There are two specific things that should always be top priorities when creating online content: user experience and SEO. If you’re struggling with understanding why these concepts are important for your own ecommerce site, read on for a breakdown of why each provides value.
Why User Experience Matters
It’s easy to oversimplify user experience (UX) as little more than how easy it is to use your website or products. While that’s certainly an important part of UX, it’s just one piece of a much larger puzzle.
Good UX is immersive and comprehensive. In terms of ecommerce, it encompasses all the ways that customers interact with your products and ecommerce site and how that affects their overall perception of your company as a whole.

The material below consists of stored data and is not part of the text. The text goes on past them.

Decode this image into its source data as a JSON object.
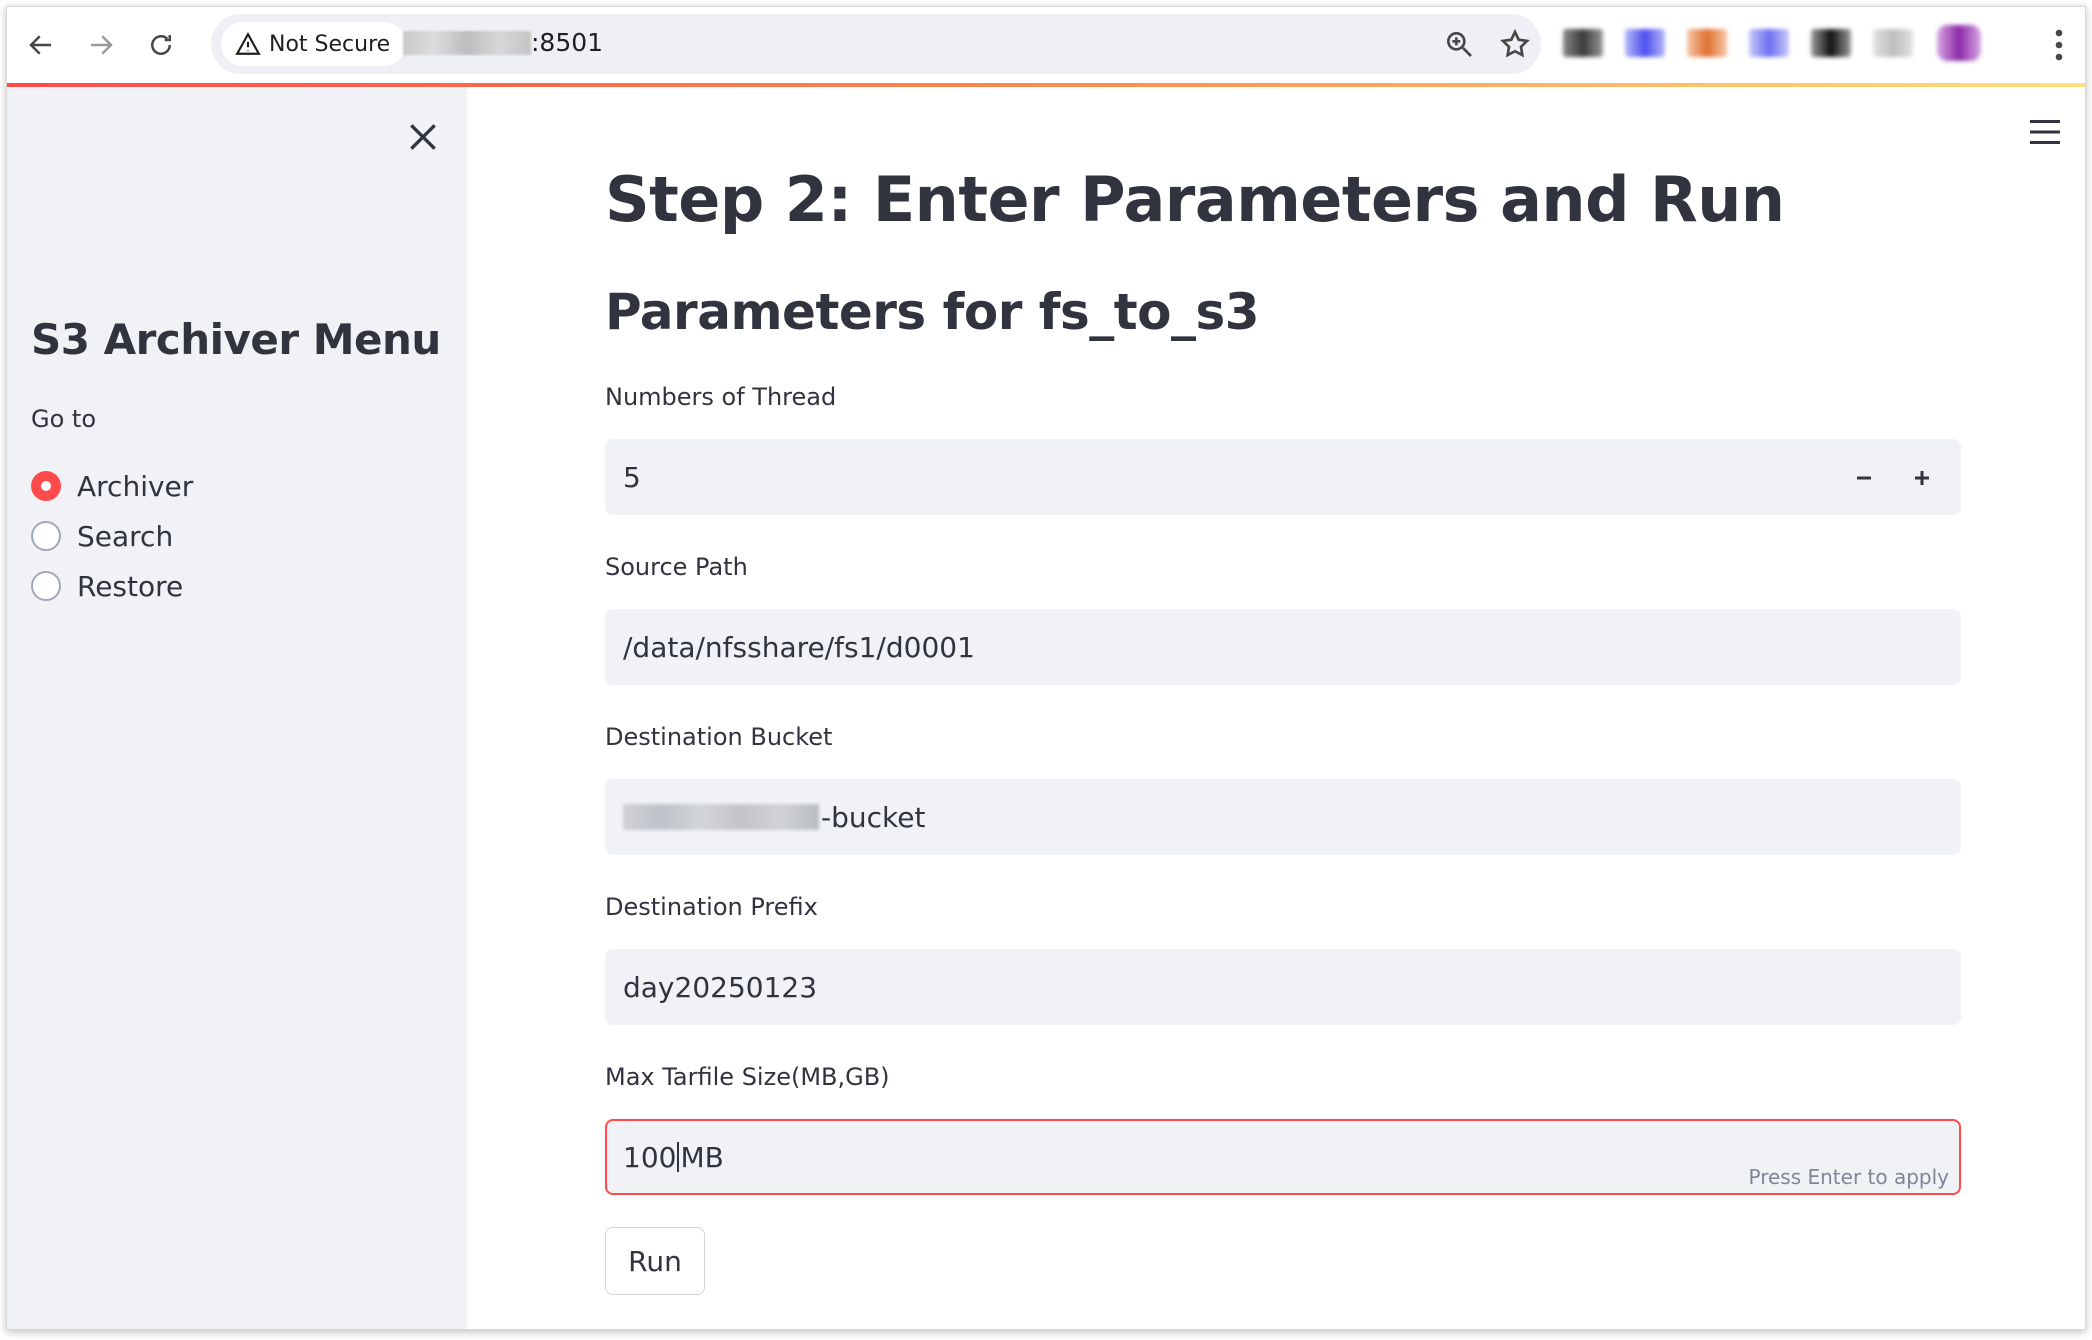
{
  "browser": {
    "security_label": "Not Secure",
    "url_suffix": ":8501"
  },
  "sidebar": {
    "title": "S3 Archiver Menu",
    "goto_label": "Go to",
    "options": [
      {
        "label": "Archiver",
        "selected": true
      },
      {
        "label": "Search",
        "selected": false
      },
      {
        "label": "Restore",
        "selected": false
      }
    ]
  },
  "main": {
    "title": "Step 2: Enter Parameters and Run",
    "subtitle": "Parameters for fs_to_s3",
    "fields": {
      "threads": {
        "label": "Numbers of Thread",
        "value": "5"
      },
      "source_path": {
        "label": "Source Path",
        "value": "/data/nfsshare/fs1/d0001"
      },
      "destination_bucket": {
        "label": "Destination Bucket",
        "value": "-bucket"
      },
      "destination_prefix": {
        "label": "Destination Prefix",
        "value": "day20250123"
      },
      "max_tarfile_size": {
        "label": "Max Tarfile Size(MB,GB)",
        "value_before_caret": "100",
        "value_after_caret": "MB",
        "hint": "Press Enter to apply"
      }
    },
    "run_label": "Run"
  },
  "colors": {
    "accent": "#ff4b4b",
    "sidebar_bg": "#f0f2f6",
    "input_bg": "#f0f2f6",
    "text": "#31333f"
  }
}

In other words, excellent user experience isn’t just about what your customers think of your product or how smooth it was using your website; it’s what they think of your company itself after the entire experience. This makes the concept of quality UX a powerful tool that can be used to help a business succeed.
Using UX to Succeed
If you’re going to implement a serious approach to good UX, it must be consistent and thoughtfully planned through each step of the customer journey, from product creation and promotion to the checkout process.
Product Creation
When you sit down to create a new product, UX should already be at the front of your mind. What are your customers looking for in a product? What problems do they want solved? What needs and desires have they directly expressed to you?
Product Promotion
Next, make sure that your ecommerce site is set up with the customer in mind. There are many aspects to consider, including ease of navigation, harmonious fonts and colors, and an attractive site layout.
Strive to provide the exact information customers need in the most intuitive places. Make sure your shopping cart functions smoothly, and ensure that customers get their products in a timely manner.
Follow Up
Even with a customer-focused product and website, there is work to do to ensure good UX. You’ll want to continue to stay connected with your customers via email, social media, and quality customer service to answer questions and address feedback in the future.
Providing Comprehensive UX
When you take this comprehensive, UX-centric approach to your ecommerce site, it may feel like you’re putting the customer’s needs before those of your company. In a certain sense, you are. If a company purely focuses on its own needs, it’ll eventually get off track. However, if it maintains focus on the experiences and needs of the customers throughout the process, it’ll end up with satisfied customers.
This, naturally, leads to repeat business, good word-of-mouth buzz, and a quality reputation—all of which can make a huge difference in taking a company from good to great.
Why SEO Matters
While UX should be a top priority for an ecommerce company, it should be accompanied by a healthy focus on search engine optimization (SEO) as well. SEO has to do with the practice of tailoring your online content to help it rank higher on search engine result pages (SERPs).
While there are many facets to good SEO practices, one of the most important aspects is on-page SEO. This is SEO that directly affects the content you have on your website (as opposed to SEO from things like guest posts, backlinking, and social media). Good on-page SEO includes elements like:
- Keyword optimization
- The use of H1, H2, and H3 headers
- Title tags
- Descriptive URLs
- Quality internal and outbound links
Another critical element to good on-page SEO is that it needs to be backed up by quality content. Authoritative information, along with good images and other multimedia, all factor into your SEO and, by extension, your UX as well.
Helping Your Ecommerce Site Succeed
It can be challenging to simultaneously provide something that is of value to the reader as well as search engines. This is the delicate tightrope you need to walk when building up an ecommerce store. However, the challenge is well worth the effort.
Good SEO ensures that your SERPs are as high as possible, which naturally gains greater exposure and traffic. Your site's actual user experience is equally valuable, if not more so. If customers find you easily thanks to good SEO, but have a negative experience while using your website or products, you’re not likely to create many satisfied customers.
If, on the other hand, you keep up with the best UX trends along with your SEO, you’re likely to build a reputation and customer base that will position you for long-term success.